On Tuesday, Attorney General Raúl Torrez held a press conference to talk about violent crime, gun violence and policy solutions that could make a difference. He said the event’s primary purpose was to “elevate the voice of front-line police and prosecutors” in policymaking.
“I am profoundly upset and, frankly, angry about the lack of progress that has been made, specifically with regard to gun violence,” Torrez said in opening the event. That’s because, he said, he’s not just the Attorney General of the State of New Mexico – he also calls this community home.
Torrez was joined by nearly two dozen law enforcement leaders and prosecutors from across the state who shared compelling stories of their own experiences with gun violence. Many described frustration with a system that seems unwilling to listen to them or even to victims, despite the fact they’re the ones most directly impacted by violent crime and gun violence. And while they said they may not always agree on some specifics, they’re united in their willingness to engage on the issues – and in their belief in the need for urgent action.
Torrez wrapped up the event by noting that ongoing conversations around addressing crime would be difficult but are essential to building a community that is peaceful and safe.
Read the Albuquerque Journal’s coverage of the event here.

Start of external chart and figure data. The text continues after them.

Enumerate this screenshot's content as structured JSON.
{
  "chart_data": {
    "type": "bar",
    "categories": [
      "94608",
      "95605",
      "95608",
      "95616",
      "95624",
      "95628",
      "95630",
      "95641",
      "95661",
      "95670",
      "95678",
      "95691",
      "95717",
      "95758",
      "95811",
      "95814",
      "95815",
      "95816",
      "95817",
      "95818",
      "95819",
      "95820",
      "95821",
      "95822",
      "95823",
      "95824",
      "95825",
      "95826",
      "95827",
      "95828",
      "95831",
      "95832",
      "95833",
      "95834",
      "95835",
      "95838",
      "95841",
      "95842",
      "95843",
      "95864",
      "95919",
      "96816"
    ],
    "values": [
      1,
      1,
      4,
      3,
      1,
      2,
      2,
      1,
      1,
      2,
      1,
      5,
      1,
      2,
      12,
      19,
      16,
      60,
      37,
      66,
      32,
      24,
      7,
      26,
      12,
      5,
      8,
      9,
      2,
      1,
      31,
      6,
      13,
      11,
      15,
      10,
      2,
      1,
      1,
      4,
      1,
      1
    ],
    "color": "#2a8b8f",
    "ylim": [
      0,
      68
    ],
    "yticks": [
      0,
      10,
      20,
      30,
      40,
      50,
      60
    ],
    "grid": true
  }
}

During the rest of the afternoon, panels of law enforcement and prosecutors told their stories. Sheriffs and police chiefs from across the state discussed what they see as root causes of New Mexico’s continued struggles with violent crime, like the availability and affordability of drugs and guns. And, there are other disturbing trends that don’t have simple answers, like younger and younger offenders, increasingly violent domestic disputes, and altercations that escalate more rapidly than ever, sometimes leaving no time at all to talk calmly with suspects.
District attorneys and prosecutors talked about a shift in public rhetoric that seems to regard them as heartless lawyers just looking for a conviction, where they were once perceived as public servants working for the public good. They also warned against legislative proposals that threaten to erode important justice institutions like the grand jury or put suspects’ rights above victims’.

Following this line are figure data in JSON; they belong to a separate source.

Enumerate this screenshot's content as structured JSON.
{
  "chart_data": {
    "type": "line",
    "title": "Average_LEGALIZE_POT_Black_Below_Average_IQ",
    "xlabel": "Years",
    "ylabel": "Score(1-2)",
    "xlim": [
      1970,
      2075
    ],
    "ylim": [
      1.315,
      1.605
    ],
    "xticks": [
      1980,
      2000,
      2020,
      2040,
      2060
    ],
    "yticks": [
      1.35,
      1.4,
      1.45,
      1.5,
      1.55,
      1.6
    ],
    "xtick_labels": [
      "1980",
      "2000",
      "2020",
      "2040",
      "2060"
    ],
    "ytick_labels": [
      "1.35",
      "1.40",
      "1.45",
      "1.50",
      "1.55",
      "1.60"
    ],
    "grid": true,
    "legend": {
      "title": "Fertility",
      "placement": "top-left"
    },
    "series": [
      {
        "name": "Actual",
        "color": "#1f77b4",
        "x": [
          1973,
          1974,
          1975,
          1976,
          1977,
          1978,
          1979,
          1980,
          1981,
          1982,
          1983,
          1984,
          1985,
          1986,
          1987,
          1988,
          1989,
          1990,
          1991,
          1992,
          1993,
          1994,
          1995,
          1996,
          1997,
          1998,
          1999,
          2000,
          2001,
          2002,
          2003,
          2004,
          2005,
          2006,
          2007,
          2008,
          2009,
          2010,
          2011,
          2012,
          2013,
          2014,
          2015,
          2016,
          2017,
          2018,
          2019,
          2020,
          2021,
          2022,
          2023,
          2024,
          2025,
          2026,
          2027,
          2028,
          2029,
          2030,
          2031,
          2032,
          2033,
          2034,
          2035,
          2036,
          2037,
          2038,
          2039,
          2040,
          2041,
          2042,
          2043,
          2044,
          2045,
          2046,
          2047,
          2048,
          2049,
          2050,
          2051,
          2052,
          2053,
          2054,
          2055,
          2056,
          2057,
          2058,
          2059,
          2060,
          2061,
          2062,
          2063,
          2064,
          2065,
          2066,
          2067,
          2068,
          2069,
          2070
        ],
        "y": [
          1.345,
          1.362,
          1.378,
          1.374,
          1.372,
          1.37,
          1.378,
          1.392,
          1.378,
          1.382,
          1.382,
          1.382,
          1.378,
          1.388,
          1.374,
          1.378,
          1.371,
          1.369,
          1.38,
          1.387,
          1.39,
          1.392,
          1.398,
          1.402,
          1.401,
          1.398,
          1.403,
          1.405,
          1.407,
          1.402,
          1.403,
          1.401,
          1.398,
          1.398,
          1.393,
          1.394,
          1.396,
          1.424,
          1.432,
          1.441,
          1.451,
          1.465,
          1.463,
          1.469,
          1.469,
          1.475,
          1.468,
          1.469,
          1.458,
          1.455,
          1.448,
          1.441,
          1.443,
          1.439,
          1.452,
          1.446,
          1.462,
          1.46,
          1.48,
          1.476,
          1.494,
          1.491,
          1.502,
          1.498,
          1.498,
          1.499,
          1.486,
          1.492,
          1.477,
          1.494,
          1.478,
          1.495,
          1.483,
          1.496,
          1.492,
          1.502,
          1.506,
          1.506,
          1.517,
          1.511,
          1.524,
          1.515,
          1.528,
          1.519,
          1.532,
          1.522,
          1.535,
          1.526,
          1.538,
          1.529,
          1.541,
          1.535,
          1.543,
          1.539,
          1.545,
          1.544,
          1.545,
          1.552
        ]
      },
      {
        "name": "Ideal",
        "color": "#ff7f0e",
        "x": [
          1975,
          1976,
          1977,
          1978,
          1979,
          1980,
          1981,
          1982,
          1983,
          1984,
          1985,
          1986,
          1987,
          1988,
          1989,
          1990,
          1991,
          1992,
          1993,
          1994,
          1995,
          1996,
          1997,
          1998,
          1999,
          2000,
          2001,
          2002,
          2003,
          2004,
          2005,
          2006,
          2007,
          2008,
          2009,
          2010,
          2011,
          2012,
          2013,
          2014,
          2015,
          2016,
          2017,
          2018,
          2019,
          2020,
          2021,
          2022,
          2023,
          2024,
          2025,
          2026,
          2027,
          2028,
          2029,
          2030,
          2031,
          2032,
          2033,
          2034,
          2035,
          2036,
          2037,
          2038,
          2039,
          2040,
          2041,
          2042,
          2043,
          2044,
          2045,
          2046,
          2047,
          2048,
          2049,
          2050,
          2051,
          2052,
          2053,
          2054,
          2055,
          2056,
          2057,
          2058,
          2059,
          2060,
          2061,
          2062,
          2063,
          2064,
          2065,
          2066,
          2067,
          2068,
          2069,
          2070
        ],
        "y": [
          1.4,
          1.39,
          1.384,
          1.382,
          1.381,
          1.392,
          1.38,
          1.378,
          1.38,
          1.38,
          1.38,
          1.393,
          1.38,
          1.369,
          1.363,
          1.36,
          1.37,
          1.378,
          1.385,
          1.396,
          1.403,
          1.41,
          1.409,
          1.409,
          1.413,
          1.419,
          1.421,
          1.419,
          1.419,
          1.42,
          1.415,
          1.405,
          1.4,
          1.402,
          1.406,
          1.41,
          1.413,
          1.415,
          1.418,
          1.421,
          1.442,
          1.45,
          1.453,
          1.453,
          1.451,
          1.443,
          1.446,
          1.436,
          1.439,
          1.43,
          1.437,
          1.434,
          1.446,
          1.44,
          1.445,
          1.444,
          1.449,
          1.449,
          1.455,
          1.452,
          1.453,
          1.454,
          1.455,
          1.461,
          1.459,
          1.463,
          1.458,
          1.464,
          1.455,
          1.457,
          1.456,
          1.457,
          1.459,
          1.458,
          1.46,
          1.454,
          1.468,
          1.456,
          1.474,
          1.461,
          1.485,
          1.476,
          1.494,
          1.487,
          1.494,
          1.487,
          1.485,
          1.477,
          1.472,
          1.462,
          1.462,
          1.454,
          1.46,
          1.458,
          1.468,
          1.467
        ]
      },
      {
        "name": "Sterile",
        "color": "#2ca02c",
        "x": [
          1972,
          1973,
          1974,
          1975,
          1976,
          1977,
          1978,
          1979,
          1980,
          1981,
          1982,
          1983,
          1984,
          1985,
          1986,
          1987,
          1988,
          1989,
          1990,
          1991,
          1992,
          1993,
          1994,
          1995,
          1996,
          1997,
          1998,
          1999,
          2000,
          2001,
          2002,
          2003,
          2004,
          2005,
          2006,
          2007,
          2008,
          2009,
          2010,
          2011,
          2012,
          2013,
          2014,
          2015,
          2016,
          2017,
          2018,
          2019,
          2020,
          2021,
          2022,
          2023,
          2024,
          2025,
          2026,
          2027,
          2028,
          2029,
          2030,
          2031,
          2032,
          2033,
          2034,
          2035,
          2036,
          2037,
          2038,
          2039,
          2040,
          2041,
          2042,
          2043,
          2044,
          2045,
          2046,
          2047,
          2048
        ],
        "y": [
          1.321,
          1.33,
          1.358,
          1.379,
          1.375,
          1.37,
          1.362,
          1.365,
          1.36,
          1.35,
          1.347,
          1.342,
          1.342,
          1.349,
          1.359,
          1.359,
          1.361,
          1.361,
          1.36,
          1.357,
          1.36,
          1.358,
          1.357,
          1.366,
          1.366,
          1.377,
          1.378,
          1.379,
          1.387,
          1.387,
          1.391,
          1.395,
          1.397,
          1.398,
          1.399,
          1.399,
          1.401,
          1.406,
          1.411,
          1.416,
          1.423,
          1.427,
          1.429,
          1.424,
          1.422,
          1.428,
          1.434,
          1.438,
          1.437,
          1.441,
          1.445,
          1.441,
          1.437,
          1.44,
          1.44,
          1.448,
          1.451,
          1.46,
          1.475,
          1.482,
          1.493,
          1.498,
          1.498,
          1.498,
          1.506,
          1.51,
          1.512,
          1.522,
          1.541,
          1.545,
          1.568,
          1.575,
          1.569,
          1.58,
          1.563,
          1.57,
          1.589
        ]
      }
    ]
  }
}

So how do we fix things? It won’t be easy, Torrez said.
“This is not the kind of thing that has one solution,” he said. “We’re going to have to attack the problem of public safety in general and gun violence in particular, with a variety of strategies that borrow from the experiences of law enforcement professionals, not just in the state system but in the federal system, too.”
But, he added: “There are solutions – and there are solutions right in front of our face.”
One solution is reworking the state criminal justice system to mirror the federal system in terms of detainment and sentencing, through better policies around pre-trial detention and more prescriptive penalties for violent crime. A boost in police recruitment probably requires better benefits and resources for officers – and an effective way to get the word out to younger people who might consider it as a career. And, investments in technology, especially in smaller communities with fewer resources, could go a long way in prosecuting and even preventing crime.
Throughout the conversations, panelists highlighted the importance of communication and collaboration, both between law enforcement agencies and between leaders in the justice system and policy makers.
Bernalillo County DA Sam Bregman said partnerships within the law enforcement community are stronger than ever. “Law enforcement in this community is working together as well as I think they’ve ever worked together,” he said. “I really believe there’s a complete, concerted effort to do something about this crime problem in Albuquerque.” But San Juan County District Attorney Rick Tedrow said state policymakers should work harder to get law enforcement input, especially since police and prosecutors are far too busy to effectively engage on legislation once it’s moving. “Where’s the outreach?” he said.
Torrez said the proposals discussed and agreed upon by the group would be drawn up in a report to share with the Legislature and the governor ahead of the 2024 legislative session.